1.食料安全保障の確立に向け議論がすすむ
数々の経済連携協定や人口減少の局面のなか、農水省が次期食料・農業・ 農村基本計画(以下、次期基本計画)の検討に向けて提出した資料では、何もしなければ20年で農業従事者、農地は大きく減少すると見込まれています。我が国は 現在、国民に食料を安定供給し続けることができるかという大きな岐路に立たされています。
そのようななか、3月の閣議決定を目指して、食料・農業・農村政策審議会 企画部会などで次期基本計画の策定に向けた議論が行われています。与党の農業基本政策検討委員会では、食料安全保障を担う中山間地や家族経営、兼業農家への支援に向けた意見が出されています。
【農水省が示した次期基本計画の検討に向けての基本的な考え方(一部抜粋)】 | |
経営政策 |
・円滑な事業継承の観点から農業経営の法人化を推進 |
農村政策 | ・中小・家族経営も重視し、営農条件に応じた経営を推進 ・農泊などを「関係人口」の拡大と関係深化に結び付ける |
2.食料安全保障の確保と中小・家族経営の重視等を次期基本計画への反映を求める
次期基本計画の策定にあたり、JAグループは、「次期基本計画に対するJAグループの提言」をまとめ、食料安全保障に資する基本政策を確立する観点から、生産面・消費面で具体化をすすめることを強く求めてきました。
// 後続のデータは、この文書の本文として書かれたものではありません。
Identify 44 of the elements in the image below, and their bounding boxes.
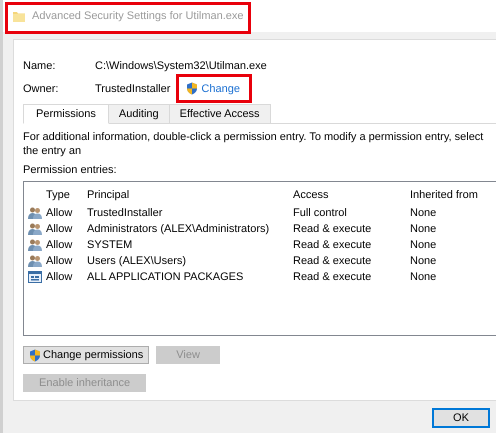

昨年12月に制定された「農業生産基盤強化プロクラム」には、「中山間地域や中小・家族経営も含め、幅広く生産基盤の強化を図る」と明記され、これまで重視してきた規模拡大や競争力強化だけでは地域農業や農村の存続が難しくなっている現状をふまえて多様な農業を後押しする必要性を強調するなど、JAグループの提言に基づく内容が盛り込まれました。
1月にベルリンで開かれた世界各国・地域の農相が集まる会合では、貿易の促進と併せて、農業生産基盤の強化や小規模農家・女性農業者らへの 支援を盛り込んだ共同宣言が採択され、江藤農相は、規模の大小を問わず農家を支援することを改めて表明しました。
共同宣言等により、小規模農家への支援について世界の共通した認識が高まるなか、食料安全保障の確保と中小・家族経営も重視する考えを我が国の農政の中長期の方針を定める次期基本計画に反映されるよう求めていきます。